La Cour de cassation censure cette décision : la liquidation judiciaire de la SCI constituait bien un événement nouveau faisant échec à l’autorité de la chose jugée du jugement ayant déclaré la demande de la banque irrecevable.
La cour d’appel ne pouvait pas reprocher à la banque d’avoir été négligente, alors qu’il n’était pas établi que, avant ce jugement, la liquidation judiciaire aurait pu être prononcée et que la banque aurait pu accomplir les démarches pour satisfaire aux conditions de l’article 1858 du Code civil (c’est-à-dire déclarer sa créance au passif).
A noter :
A l’égard des tiers, les associés d’une société civile répondent indéfiniment des dettes sociales ; le créancier ne peut toutefois les poursuivre en paiement qu’après avoir préalablement et vainement poursuivi la société (C. civ. art. 1857 et 1858). A défaut, la demande est irrecevable.
Lorsque la société est soumise à une procédure de liquidation judiciaire, la déclaration de la créance à la procédure dispense le créancier d'établir que le patrimoine social est insuffisant pour le désintéresser (Cass. ch. mixte 18-5-2007 n° 05-10.413 PB : RJDA 8-9/07 n° 861 ; Cass. com. 2-10-2019 n° 18-11.854 F-D : RJDA 1/20 n° 26).
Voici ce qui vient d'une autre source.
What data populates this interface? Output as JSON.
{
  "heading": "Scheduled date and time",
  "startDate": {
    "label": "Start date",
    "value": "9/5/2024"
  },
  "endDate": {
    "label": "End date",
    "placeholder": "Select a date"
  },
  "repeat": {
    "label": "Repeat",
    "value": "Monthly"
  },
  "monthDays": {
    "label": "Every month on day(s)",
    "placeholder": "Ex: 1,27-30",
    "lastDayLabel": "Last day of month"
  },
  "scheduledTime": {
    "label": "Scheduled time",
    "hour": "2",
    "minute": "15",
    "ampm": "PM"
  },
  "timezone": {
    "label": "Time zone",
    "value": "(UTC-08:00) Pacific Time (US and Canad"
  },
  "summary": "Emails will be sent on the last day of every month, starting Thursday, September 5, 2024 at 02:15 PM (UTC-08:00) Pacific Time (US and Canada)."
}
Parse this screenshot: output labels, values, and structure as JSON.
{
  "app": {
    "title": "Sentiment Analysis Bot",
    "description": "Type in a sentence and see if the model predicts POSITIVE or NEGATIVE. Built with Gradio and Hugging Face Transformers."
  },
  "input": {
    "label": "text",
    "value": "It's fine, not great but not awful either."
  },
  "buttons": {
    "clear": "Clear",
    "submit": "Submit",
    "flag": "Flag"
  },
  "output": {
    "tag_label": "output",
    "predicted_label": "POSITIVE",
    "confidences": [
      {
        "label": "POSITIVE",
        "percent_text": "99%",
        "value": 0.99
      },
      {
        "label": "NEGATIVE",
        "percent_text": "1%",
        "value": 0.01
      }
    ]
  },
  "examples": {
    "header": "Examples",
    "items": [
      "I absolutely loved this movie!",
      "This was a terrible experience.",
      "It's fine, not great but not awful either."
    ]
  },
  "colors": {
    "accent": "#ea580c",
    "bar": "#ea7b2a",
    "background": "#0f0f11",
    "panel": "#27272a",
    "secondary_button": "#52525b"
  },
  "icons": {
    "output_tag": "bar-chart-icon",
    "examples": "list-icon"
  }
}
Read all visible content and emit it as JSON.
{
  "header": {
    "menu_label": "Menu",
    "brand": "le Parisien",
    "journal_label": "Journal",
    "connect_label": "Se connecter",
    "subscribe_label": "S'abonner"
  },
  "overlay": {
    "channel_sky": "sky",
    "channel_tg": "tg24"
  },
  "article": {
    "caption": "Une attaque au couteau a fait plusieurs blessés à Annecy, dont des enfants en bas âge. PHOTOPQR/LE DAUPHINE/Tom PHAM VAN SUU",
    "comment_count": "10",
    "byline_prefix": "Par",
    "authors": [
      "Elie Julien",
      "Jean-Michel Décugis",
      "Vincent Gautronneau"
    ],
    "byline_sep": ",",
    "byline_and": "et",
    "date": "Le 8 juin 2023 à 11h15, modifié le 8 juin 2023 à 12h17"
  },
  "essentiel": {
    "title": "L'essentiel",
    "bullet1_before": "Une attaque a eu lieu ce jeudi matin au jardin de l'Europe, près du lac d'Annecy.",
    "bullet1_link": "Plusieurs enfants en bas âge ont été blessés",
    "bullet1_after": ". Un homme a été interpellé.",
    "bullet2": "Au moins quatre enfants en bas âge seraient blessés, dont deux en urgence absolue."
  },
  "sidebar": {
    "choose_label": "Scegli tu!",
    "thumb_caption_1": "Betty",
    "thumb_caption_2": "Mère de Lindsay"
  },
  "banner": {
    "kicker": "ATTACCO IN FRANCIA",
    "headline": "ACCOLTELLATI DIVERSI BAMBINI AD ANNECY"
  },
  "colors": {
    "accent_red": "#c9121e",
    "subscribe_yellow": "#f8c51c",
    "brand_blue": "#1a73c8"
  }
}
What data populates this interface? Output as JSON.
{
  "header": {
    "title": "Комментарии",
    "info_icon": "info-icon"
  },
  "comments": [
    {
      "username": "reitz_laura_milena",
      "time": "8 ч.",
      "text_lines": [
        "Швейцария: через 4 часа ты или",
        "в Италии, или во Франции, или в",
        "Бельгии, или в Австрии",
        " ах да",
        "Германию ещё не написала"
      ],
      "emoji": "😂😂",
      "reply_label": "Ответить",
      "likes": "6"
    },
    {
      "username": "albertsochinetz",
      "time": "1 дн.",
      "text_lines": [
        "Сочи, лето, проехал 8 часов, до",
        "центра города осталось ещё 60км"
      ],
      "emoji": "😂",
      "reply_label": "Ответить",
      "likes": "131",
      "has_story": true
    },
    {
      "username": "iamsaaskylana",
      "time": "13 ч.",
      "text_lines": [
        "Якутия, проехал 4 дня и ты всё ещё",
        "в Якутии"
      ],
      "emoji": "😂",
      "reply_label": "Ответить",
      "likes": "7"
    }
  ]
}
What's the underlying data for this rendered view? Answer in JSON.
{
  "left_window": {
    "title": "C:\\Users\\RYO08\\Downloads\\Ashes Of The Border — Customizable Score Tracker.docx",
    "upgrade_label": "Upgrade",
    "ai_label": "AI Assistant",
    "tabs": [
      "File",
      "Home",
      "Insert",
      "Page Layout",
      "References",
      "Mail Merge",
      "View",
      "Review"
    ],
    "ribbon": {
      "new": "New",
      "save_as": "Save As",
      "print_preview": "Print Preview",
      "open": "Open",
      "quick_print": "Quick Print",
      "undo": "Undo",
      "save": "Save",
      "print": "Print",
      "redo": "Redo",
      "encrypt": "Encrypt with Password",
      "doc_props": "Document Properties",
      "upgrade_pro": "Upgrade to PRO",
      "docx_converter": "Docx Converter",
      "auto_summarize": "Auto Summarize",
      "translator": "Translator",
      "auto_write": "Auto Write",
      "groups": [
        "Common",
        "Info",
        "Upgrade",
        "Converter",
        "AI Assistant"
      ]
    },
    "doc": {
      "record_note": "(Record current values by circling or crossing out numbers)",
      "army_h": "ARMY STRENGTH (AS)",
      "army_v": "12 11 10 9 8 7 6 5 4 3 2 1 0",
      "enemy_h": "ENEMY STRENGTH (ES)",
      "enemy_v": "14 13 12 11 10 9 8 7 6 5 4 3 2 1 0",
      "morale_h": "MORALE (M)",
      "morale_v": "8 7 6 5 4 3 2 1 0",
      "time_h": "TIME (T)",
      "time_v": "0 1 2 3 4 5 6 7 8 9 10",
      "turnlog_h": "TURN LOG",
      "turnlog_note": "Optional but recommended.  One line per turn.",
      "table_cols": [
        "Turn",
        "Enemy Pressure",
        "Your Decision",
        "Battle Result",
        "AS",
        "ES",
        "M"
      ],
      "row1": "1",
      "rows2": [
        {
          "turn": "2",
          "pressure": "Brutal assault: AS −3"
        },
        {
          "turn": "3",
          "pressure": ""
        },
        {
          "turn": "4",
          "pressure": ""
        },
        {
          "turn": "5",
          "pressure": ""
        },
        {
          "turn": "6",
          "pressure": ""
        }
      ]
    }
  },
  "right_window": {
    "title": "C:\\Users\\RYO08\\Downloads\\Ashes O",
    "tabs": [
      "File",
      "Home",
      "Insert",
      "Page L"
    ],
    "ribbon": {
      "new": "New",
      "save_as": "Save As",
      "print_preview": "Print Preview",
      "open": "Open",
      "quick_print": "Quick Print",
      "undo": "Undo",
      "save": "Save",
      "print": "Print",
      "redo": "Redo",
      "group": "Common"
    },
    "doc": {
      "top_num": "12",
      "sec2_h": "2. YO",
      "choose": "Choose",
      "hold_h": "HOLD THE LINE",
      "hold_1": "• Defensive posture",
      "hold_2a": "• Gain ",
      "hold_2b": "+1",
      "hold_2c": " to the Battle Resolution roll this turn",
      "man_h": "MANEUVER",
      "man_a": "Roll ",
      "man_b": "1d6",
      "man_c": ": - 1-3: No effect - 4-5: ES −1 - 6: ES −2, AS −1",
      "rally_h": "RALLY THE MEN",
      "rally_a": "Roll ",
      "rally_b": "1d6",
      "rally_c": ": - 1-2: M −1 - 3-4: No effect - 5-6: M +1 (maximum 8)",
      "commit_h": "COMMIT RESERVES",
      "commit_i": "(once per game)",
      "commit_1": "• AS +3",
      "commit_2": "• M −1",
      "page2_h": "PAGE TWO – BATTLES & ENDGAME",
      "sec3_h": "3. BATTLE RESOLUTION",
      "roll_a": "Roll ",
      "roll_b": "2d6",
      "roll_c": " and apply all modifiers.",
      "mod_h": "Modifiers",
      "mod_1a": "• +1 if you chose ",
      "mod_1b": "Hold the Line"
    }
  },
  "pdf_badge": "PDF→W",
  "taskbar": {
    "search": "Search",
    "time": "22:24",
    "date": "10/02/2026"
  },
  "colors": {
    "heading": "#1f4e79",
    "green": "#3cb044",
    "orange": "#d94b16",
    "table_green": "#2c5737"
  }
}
Lorsque, avant l’ouverture de la liquidation judiciaire, le créancier avait engagé une action contre les associés sans exercer de vaines poursuites préalables et que cette procédure est en cours, cette action peut être régularisée par la déclaration de la créance à la procédure (Cass. ch. mixte 18-5-2007 et Cass. com. 2-10-2019 précités). En effet, l’irrecevabilité d’une demande est écartée si sa cause a disparu au moment où le juge statue (CPC art. 126).
La Cour de cassation va ici plus loin en jugeant, pour la première fois, qu’un créancier ayant agi contre les associés sans vaines poursuites préalables et dont la demande a été rejetée ne peut pas se voir opposer l’autorité de la chose jugée de cette décision si sa créance est par la suite régulièrement déclarée à la procédure collective. Il peut donc à nouveau engager une action contre les associés.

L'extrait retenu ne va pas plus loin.